History on the move

Published: Sunday, Jan. 18 2009 12:00 a.m. MST

Preparation is well under way for moving artifacts from the museum to its new building.Preparation is well under way for moving artifacts from the museum to its new building.

Michael Brandy, Deseret News

Moving a museum is not something you do every day. Nor it is something that can be done in a day — or even in weeks and months.

And that's why the staff and volunteers at the Utah Museum of Natural History — now, when the new museum is barely more than a big hole in the ground; now, while completion is as least a couple of years away — are already starting to focus on their Big Move.

"This is something we will only do once in a lifetime," says Duncan Metcalfe, head curator and general manager of the archaeology and anthropology collections at the museum. "We have to do it right."

The museum houses more than a million artifacts, ranging in age from 10,000 years to just a few years old. They were collected by some of the most famous archaeologists in northern Utah, from the late 19th century until the present, says Metcalfe.

And every one has a vitally important story to tell.

Thousands of years ago, life in our valley was lived in terms of daily survival. Family groups and clans followed the seasons and the food sources: migrating animals and seeds and berries. They hunted. They gathered.

Eventually, they came up with time-saving devices — pots to cook food in, chipped arrowheads to aid in hunting, woven sandals to protect feet.

It's because of such collections that we know about early cultures, he says. No one back then left any written records — but they did leave behind a library.

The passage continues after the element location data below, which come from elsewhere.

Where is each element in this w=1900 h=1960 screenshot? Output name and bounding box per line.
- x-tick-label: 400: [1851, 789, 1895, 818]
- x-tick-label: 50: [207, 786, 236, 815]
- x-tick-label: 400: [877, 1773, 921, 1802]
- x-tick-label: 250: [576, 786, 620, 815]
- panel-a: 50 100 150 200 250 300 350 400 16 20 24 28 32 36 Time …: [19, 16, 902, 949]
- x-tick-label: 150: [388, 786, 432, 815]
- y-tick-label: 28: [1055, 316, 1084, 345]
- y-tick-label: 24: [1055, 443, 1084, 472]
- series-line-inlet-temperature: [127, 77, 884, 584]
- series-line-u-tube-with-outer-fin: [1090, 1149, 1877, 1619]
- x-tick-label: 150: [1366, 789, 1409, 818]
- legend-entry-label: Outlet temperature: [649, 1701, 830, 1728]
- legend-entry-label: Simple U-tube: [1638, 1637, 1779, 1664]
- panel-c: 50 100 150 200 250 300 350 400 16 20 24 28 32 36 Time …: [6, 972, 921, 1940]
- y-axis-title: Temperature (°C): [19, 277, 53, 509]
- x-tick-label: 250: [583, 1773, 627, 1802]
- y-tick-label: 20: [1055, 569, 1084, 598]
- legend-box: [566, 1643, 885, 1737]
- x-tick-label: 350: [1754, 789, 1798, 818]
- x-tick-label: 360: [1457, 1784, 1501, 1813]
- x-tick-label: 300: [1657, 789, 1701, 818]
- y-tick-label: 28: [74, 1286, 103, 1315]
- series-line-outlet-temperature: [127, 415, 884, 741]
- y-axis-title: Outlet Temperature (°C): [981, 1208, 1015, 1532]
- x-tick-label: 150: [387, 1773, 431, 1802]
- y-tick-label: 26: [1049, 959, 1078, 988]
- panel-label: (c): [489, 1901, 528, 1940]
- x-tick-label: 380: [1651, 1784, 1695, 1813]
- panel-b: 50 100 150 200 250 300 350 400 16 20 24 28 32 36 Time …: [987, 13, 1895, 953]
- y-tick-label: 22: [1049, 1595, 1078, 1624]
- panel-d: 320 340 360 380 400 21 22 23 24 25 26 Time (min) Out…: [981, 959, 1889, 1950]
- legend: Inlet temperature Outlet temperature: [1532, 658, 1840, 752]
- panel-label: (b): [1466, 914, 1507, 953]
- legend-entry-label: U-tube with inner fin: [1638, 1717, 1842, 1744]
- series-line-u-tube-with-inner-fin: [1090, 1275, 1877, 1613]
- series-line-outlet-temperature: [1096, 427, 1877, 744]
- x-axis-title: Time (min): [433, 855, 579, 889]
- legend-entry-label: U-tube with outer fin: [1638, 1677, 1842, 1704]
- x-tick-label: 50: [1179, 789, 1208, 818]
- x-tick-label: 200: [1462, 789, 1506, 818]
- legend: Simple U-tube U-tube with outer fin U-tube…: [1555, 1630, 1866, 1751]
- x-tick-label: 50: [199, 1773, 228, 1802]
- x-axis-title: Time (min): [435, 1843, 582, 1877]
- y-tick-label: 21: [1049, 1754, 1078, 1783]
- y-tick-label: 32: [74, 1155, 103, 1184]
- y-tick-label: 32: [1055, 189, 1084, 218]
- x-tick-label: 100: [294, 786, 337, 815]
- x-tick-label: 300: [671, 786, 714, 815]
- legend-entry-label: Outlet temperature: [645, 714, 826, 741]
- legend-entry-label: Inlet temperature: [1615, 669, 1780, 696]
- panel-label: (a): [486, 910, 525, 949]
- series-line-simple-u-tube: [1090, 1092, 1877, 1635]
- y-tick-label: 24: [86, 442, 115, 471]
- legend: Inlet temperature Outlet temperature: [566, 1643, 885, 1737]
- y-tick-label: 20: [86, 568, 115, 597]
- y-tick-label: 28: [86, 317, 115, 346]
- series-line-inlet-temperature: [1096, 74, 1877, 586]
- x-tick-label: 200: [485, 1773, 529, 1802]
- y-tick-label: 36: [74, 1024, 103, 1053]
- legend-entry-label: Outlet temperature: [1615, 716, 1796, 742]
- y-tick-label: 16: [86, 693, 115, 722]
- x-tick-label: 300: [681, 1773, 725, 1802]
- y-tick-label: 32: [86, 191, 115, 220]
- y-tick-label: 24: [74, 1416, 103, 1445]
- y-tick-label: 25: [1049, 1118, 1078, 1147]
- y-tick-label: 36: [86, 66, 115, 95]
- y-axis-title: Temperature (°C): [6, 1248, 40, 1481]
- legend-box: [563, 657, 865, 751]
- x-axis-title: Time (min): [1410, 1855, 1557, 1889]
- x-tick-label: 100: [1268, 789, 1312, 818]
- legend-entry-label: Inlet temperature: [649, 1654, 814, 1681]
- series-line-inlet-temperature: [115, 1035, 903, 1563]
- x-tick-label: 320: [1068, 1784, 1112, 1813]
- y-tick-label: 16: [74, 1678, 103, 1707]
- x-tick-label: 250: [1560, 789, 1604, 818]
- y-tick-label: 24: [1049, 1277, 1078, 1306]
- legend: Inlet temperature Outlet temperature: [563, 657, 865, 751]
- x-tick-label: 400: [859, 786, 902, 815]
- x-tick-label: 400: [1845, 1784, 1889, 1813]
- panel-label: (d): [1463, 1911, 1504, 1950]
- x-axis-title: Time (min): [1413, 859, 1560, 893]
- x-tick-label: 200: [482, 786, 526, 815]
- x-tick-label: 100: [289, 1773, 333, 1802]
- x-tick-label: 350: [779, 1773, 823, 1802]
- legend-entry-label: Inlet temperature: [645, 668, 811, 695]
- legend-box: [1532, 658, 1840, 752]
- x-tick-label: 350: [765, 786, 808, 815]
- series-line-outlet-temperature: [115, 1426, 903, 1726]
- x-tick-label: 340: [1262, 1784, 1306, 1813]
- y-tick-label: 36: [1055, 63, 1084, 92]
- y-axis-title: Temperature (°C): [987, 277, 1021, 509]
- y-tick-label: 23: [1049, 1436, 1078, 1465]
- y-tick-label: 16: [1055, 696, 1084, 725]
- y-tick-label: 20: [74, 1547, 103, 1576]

That's what the archaeology and anthropology collections at the Utah Museum of Natural History are, says Metcalfe. "Our collections are a library of what happened in Utah up until about 150 years ago. About 98 percent of what we know about the human experience in this part of the world comes from archaeology," he says. "And as we get new techniques and more sophisticated theories, we are teasing new information from our artifacts. We are providing storage for a new generation of history."

It's a huge undertaking and a huge responsibility, says Metcalfe.

Now, the challenge is to move them to the new museum without loss, without damage.

"The new museum is going to be so cool," says Metcalfe. "It will allow us to care for our artifacts in ways we never could."

The present natural history museum is housed in what was once the university library. "It was the most expensive public building ever built in Utah when it was finished in 1935," he says. And it made a nice home for the museum when it moved in when the new library was built in 1969.